The car had Jaguar’s seal of approval, so Karen didn’t panic when the paint started to flake. However, her local dealer, Harwoods Jaguar Chichester, found that two of the doors were misaligned and the car had been extensively resprayed; it would cost an estimated £5000 to put right.
Karen then made her own history checks: when she’d bought the Jag it had 9434 miles on the clock. The National Mileage Register, however, stated 20,000 miles. She rejected the car and when that was refused, contacted us.
We called Jaguar and Lancaster Jaguar, who investigated and produced records verifying the 9434 mileage. A data entry hiccup was to blame, and the register was then updated.

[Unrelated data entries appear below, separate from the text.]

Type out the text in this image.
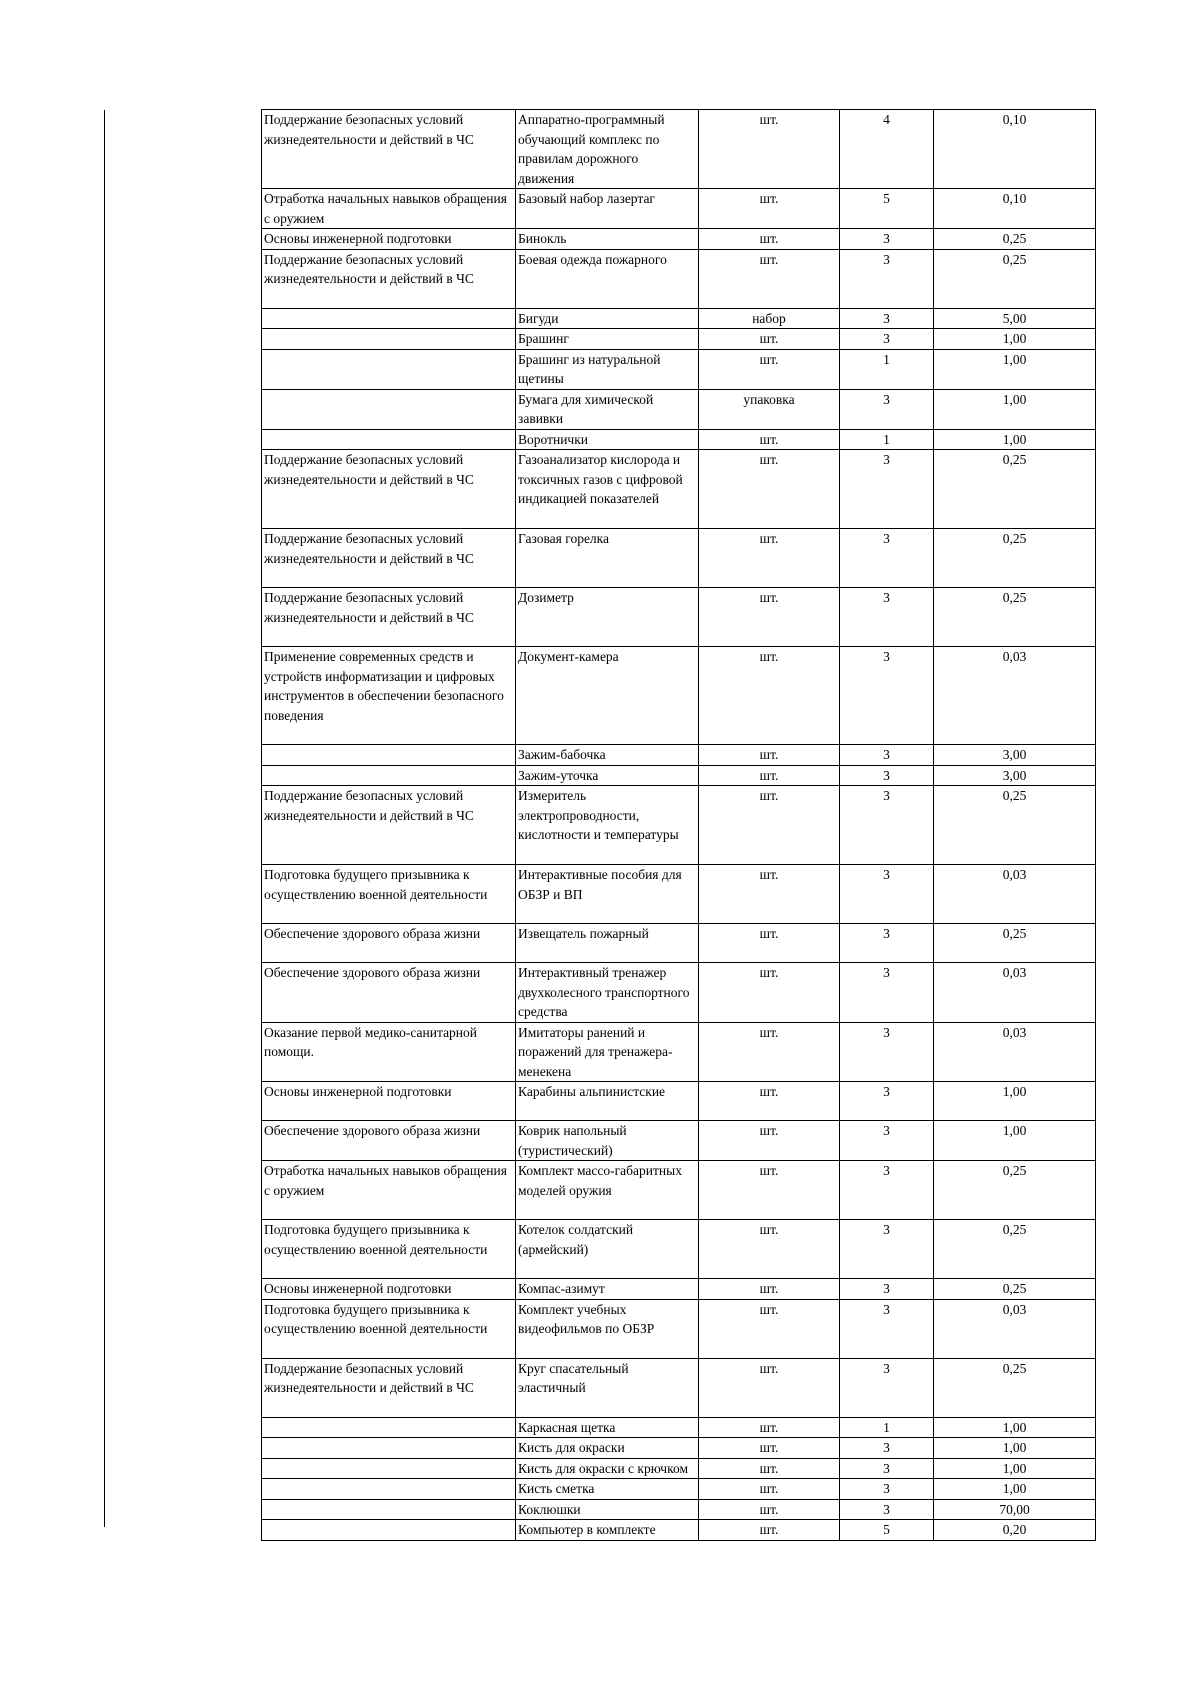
Поддержание безопасных условий жизнедеятельности и действий в ЧС	Аппаратно-программный обучающий комплекс по правилам дорожного движения	шт.	4	0,10
Отработка начальных навыков обращения с оружием	Базовый набор лазертаг	шт.	5	0,10
Основы инженерной подготовки	Бинокль	шт.	3	0,25
Поддержание безопасных условий жизнедеятельности и действий в ЧС	Боевая одежда пожарного	шт.	3	0,25
	Бигуди	набор	3	5,00
	Брашинг	шт.	3	1,00
	Брашинг из натуральной щетины	шт.	1	1,00
	Бумага для химической завивки	упаковка	3	1,00
	Воротнички	шт.	1	1,00
Поддержание безопасных условий жизнедеятельности и действий в ЧС	Газоанализатор кислорода и токсичных газов с цифровой индикацией показателей	шт.	3	0,25
Поддержание безопасных условий жизнедеятельности и действий в ЧС	Газовая горелка	шт.	3	0,25
Поддержание безопасных условий жизнедеятельности и действий в ЧС	Дозиметр	шт.	3	0,25
Применение современных средств и устройств информатизации и цифровых инструментов в обеспечении безопасного поведения	Документ-камера	шт.	3	0,03
	Зажим-бабочка	шт.	3	3,00
	Зажим-уточка	шт.	3	3,00
Поддержание безопасных условий жизнедеятельности и действий в ЧС	Измеритель электропроводности, кислотности и температуры	шт.	3	0,25
Подготовка будущего призывника к осуществлению военной деятельности	Интерактивные пособия для ОБЗР и ВП	шт.	3	0,03
Обеспечение здорового образа жизни	Извещатель пожарный	шт.	3	0,25
Обеспечение здорового образа жизни	Интерактивный тренажер двухколесного транспортного средства	шт.	3	0,03
Оказание первой медико-санитарной помощи.	Имитаторы ранений и поражений для тренажера-менекена	шт.	3	0,03
Основы инженерной подготовки	Карабины альпинистские	шт.	3	1,00
Обеспечение здорового образа жизни	Коврик напольный (туристический)	шт.	3	1,00
Отработка начальных навыков обращения с оружием	Комплект массо-габаритных моделей оружия	шт.	3	0,25
Подготовка будущего призывника к осуществлению военной деятельности	Котелок солдатский (армейский)	шт.	3	0,25
Основы инженерной подготовки	Компас-азимут	шт.	3	0,25
Подготовка будущего призывника к осуществлению военной деятельности	Комплект учебных видеофильмов по ОБЗР	шт.	3	0,03
Поддержание безопасных условий жизнедеятельности и действий в ЧС	Круг спасательный эластичный	шт.	3	0,25
	Каркасная щетка	шт.	1	1,00
	Кисть для окраски	шт.	3	1,00
	Кисть для окраски с крючком	шт.	3	1,00
	Кисть сметка	шт.	3	1,00
	Коклюшки	шт.	3	70,00
	Компьютер в комплекте	шт.	5	0,20
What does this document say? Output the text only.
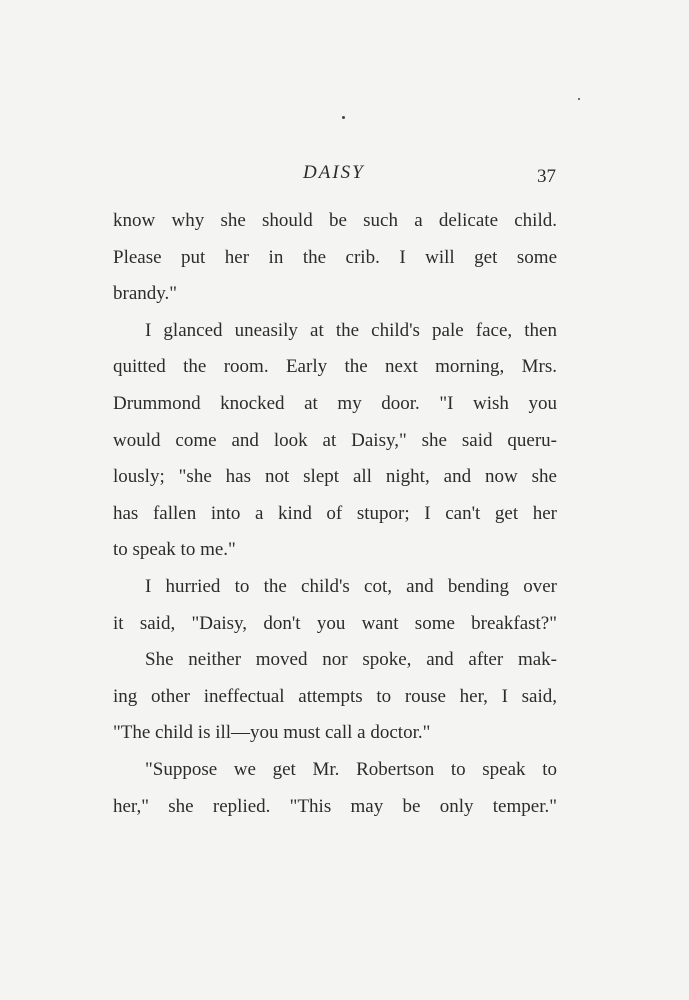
DAISY	37
know why she should be such a delicate child.
Please put her in the crib. I will get some
brandy."
I glanced uneasily at the child's pale face, then
quitted the room. Early the next morning, Mrs.
Drummond knocked at my door. "I wish you
would come and look at Daisy," she said queru-
lously; "she has not slept all night, and now she
has fallen into a kind of stupor; I can't get her
to speak to me."
I hurried to the child's cot, and bending over
it said, "Daisy, don't you want some breakfast?"
She neither moved nor spoke, and after mak-
ing other ineffectual attempts to rouse her, I said,
"The child is ill—you must call a doctor."
"Suppose we get Mr. Robertson to speak to
her," she replied. "This may be only temper."
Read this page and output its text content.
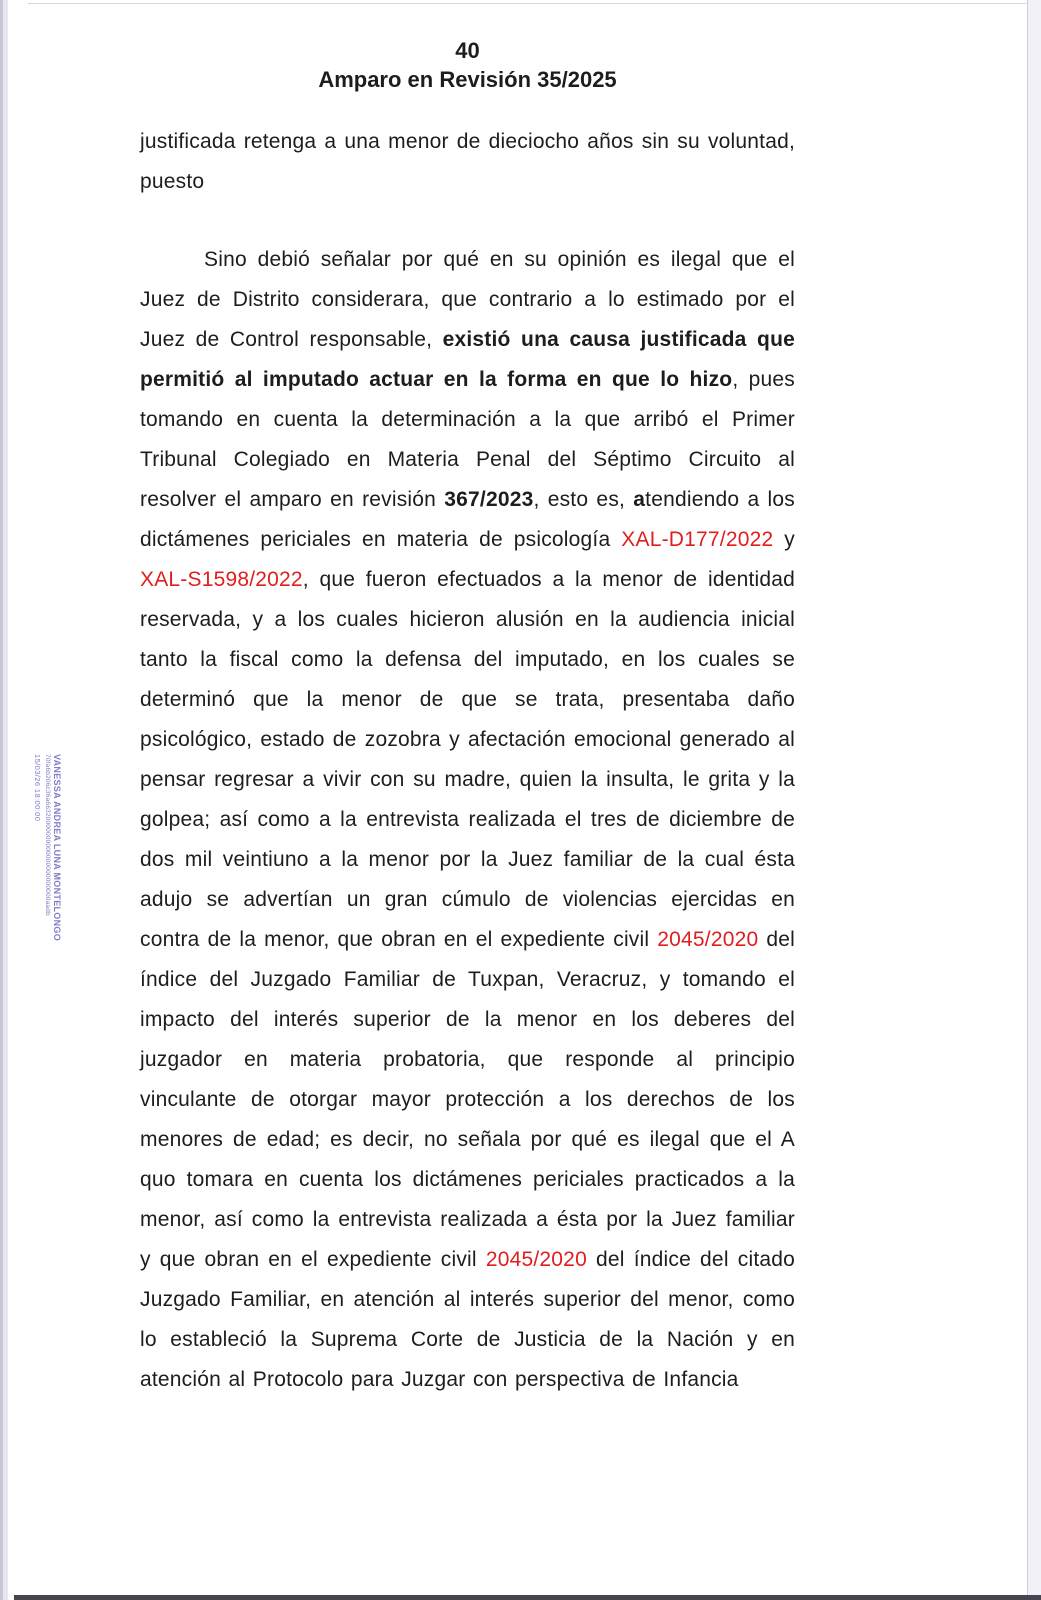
VANESSA ANDREA LUNA MONTELONGO
70fa6b206c36a66320000000000000000000000aadb
15/03/26 18:00:00
40
Amparo en Revisión 35/2025

justificada retenga a una menor de dieciocho años sin su voluntad, puesto

Sino debió señalar por qué en su opinión es ilegal que el Juez de Distrito considerara, que contrario a lo estimado por el Juez de Control responsable, existió una causa justificada que permitió al imputado actuar en la forma en que lo hizo, pues tomando en cuenta la determinación a la que arribó el Primer Tribunal Colegiado en Materia Penal del Séptimo Circuito al resolver el amparo en revisión 367/2023, esto es, atendiendo a los dictámenes periciales en materia de psicología XAL-D177/2022 y XAL-S1598/2022, que fueron efectuados a la menor de identidad reservada, y a los cuales hicieron alusión en la audiencia inicial tanto la fiscal como la defensa del imputado, en los cuales se determinó que la menor de que se trata, presentaba daño psicológico, estado de zozobra y afectación emocional generado al pensar regresar a vivir con su madre, quien la insulta, le grita y la golpea; así como a la entrevista realizada el tres de diciembre de dos mil veintiuno a la menor por la Juez familiar de la cual ésta adujo se advertían un gran cúmulo de violencias ejercidas en contra de la menor, que obran en el expediente civil 2045/2020 del índice del Juzgado Familiar de Tuxpan, Veracruz, y tomando el impacto del interés superior de la menor en los deberes del juzgador en materia probatoria, que responde al principio vinculante de otorgar mayor protección a los derechos de los menores de edad; es decir, no señala por qué es ilegal que el A quo tomara en cuenta los dictámenes periciales practicados a la menor, así como la entrevista realizada a ésta por la Juez familiar y que obran en el expediente civil 2045/2020 del índice del citado Juzgado Familiar, en atención al interés superior del menor, como lo estableció la Suprema Corte de Justicia de la Nación y en atención al Protocolo para Juzgar con perspectiva de Infancia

Paragon, who had prepared the car, examined it and, reporting no evidence of a major accident or repair, carried out a full machine polish. It could not explain why the car had been resprayed.
Lancaster Jaguar maintained that the car was roadworthy and in good condition for its age but acknowledged it should have resolved the mileage anomaly sooner. It offered Karen three options: a part-exchange at £4000 above market value, a three-year Bodycare warranty, or 50% of the cost of an independent inspection.
‘These offers are derisory. I paid thousands of pounds extra by going to a Jaguar dealership for expertise and checks they did not perform,’ said Karen.
What if this happens to you?
- Always carry out your own car history and mileage checks before buying. Don’t rely on the dealer to do them for you.
- Keep dated photographs of any paint defects or bodywork issues and report any problems as soon as they arise.
- Check service history, MoT test record and logbook are correct.